As for the equipment, i enjoyed using the BOB, but i wouldn't hesitate to go with panniers should you happen to run across a good set for a good price. If you are absolutely looking for an excuse to get another bike... heck yeah, get one! If you feel that frugality may be the better part of valor, you have a couple main options:

1) P-clip rack adapters/something similar. Frames with insufficient braze-ons are common, and there are products to get around that. Not as good as the real thing, so they may not be the best if you are carrying a ton of weight. Racks are $35-$50 each, and a good set of bags will set you back another couple hundred easy.
2) BOB it. Versatile, Cavernous, and weird. I think this setup is running around $300(?) these days. I think it has a relatively small effect on bike handling, but you'll still want a little bar bag for easy access items.

Main advice is keep it simple - don't bring a ton of unnecessary junk.

Good luck, and have fun!

-Damon


----------



## D-man (May 7, 2004)

*thanks for the advice...*

I love that when i talk to non-cyclists about this trip, they all think i'm oughtta my head, but getting stories from the forum and other riders this seems like a 'normal' vacation...

I didn't know about the adaptors....that's good to hear. BOB you say? the handling is still cool with it? I know this sounds kinda snobbish, but i sorta feel like using a trailer is like using a camelback with my roadbike. -you know what i mean? there's nothing 'wrong' with it, it just don't seem right? 

-but then there is the fact that a trailer would hold EVERYTHING, but as it stands i'll probably have places to stay in the big cities i hit, so any advice on how much stuff i'll need?


----------



## robwh9 (Sep 2, 2004)

*Very popular route...*

I've done it 3 times. Lots of state parks with camp sites set apart for bicyclists. The "bible" is Bicycling the Pacific Coast by Kirkendal and Spring. It breaks the ride into segments of about 60 miles, starting and ending at a state park.
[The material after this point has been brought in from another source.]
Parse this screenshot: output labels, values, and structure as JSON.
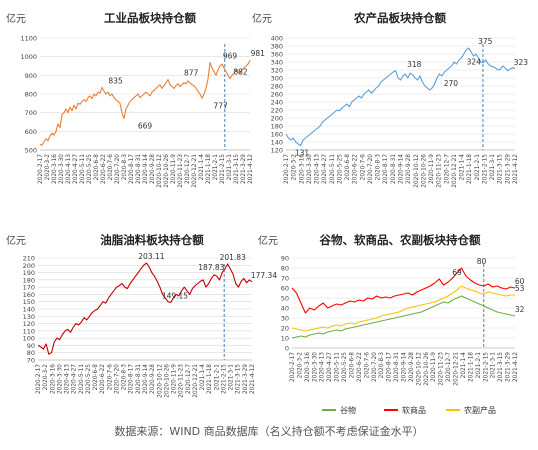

http://www.amazon.com/exec/obidos/t...f=sr_1_4/002-5542924-6709636?v=glance&s=books


----------



## damon (Dec 24, 2001)

D-man said:


> I didn't know about the adaptors....that's good to hear. BOB you say? the handling is still cool with it?
> ...
> -but then there is the fact that a trailer would hold EVERYTHING, but as it stands i'll probably have places to stay in the big cities i hit, so any advice on how much stuff i'll need?


BOB handling - some difference, but not a huge amount. You have to tone down the out of the saddle climbing (keep the bike still). It corners very much the same, etc... It seemed that people who run panniers feel that the bike gets twitchey after the bags come off. That does not happen with the BOB. I think since the weight is all down low, and supported by a third wheel (not to mention articulated), the net affect on bike handling is pretty minimal.

At least that was my experience.

How much stuff you'll need? Hrmm... totally depends on what kind of tour you want to do. Some do it with just a credit card. Mine was fully self-supported. Tent, bag, cooking gear, spare parts, tools, a couple sets of clothes, toiletries, food for three days at a time. There was nothing i did not use... a lot. Personally, part of the appeal of a bike tour is "getting away from it all", which includes cars, hotels, restaraunts, phones... roads... that sort of thing. Not for everyone, but it can be fun. You'll likely fall somewhere in between. Please just don't do what i saw this couple do in Alaska... Full matching Ortleib kit (front and rear panniers, front and rear rack top bags, and backpacks), radio communication between riders and all sorts of funky antennae and other relatively useless accessories sprouting from their bikes. Keep it simple and enjoy the experience, not the stuff.

-Damon

p.s. sorry for the somewhat preachy tone.


----------



## nilloc (Oct 23, 2004)

*how to mount a rack on your allez*

"as far as rack mounts and all that, it's sorely lacking "

if you don't want to buy a new bike, go to 
http://www.wallbike.com/accessories/pclamps.html
where you can buy some rubberized p-clamps that you can use to attach your rack. they have all kinds of sizes to fit different tube sizes.
have a great trip.


----------